The usual objections are like, “But people were much more lean hundreds of years ago. Can’t we adopt their lifestyle?” True, but average life expectancy was only around 40-50 at that time, and not just due to childhood and infant mortality. It’s easier to stay lean when you are sick with infections or competing with intestinal parasites for nutrition due to spoiled food. It would seem as if rising rates of obesity tracks modernity and rising lifespans. (And perhaps we’re at the point in which obesity has become so bad that it begins to lower life expectancy.) As people live longer, especially past 40, obesity rises. This is is seen all over the world, even in Africa, in which countries like Nigeria have obesity rates comparable to parts of the US now (14-17%).
But these drugs are not miracle drugs, and are not without potentially negative side effects such as nausea, nutritional deficiencies, and muscle loss. Efficacy is variable. The typical weight loss is 13-25% of starting weight, but this varies considerably. From what I have read, about 10% of individuals lose little to nothing, and others lose a much higher percentage. Success stories online of substantial weight loss may influenced by survivorship bias: people who lose little or no weight are going to be less inclined to share their progress.

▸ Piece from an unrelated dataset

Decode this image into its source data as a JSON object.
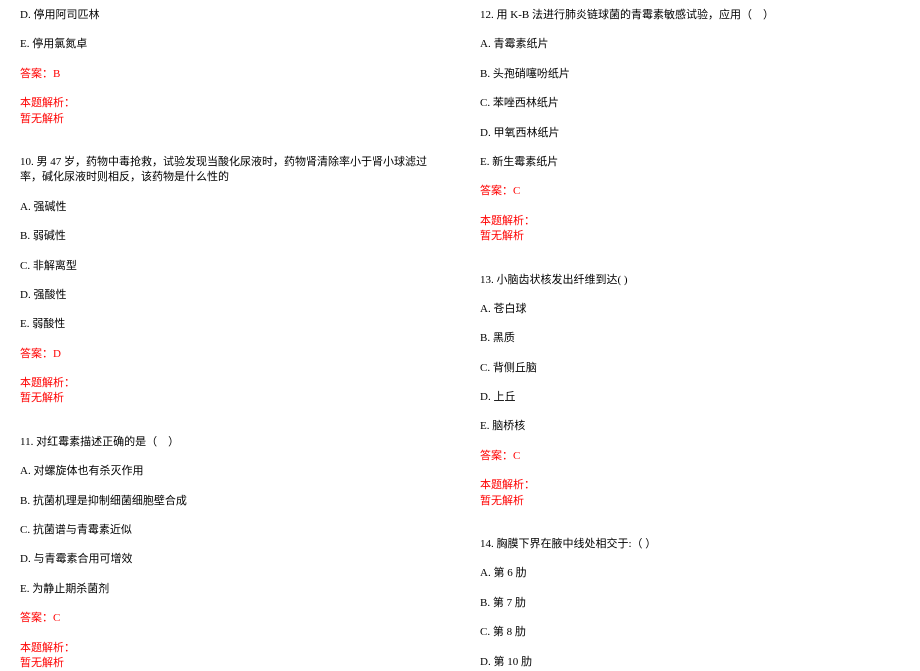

The true ‘miracle drug’ or game changer will be a safe, non-addictive metabolism booster, similar to DNP but without the accidentally ‘cooking your body to death’ aspect of it, or heart problems and addiction from stimulants. A metabolism booster will bypass some of the potential muscle loss and nutritional deficiencies of GLP-1 drugs by allowing people to eat full meals without the nausea and other problems that arise from delayed gastric emptying from Mounjaro and similar drugs. In the battle against obesity, society needs all the help it can get. Given that it took 100 years to get to where we are now in which third of the nation is obese, the timing could not have been better, but owing to the complexity of human biology it may be a while before we see another breakthrough.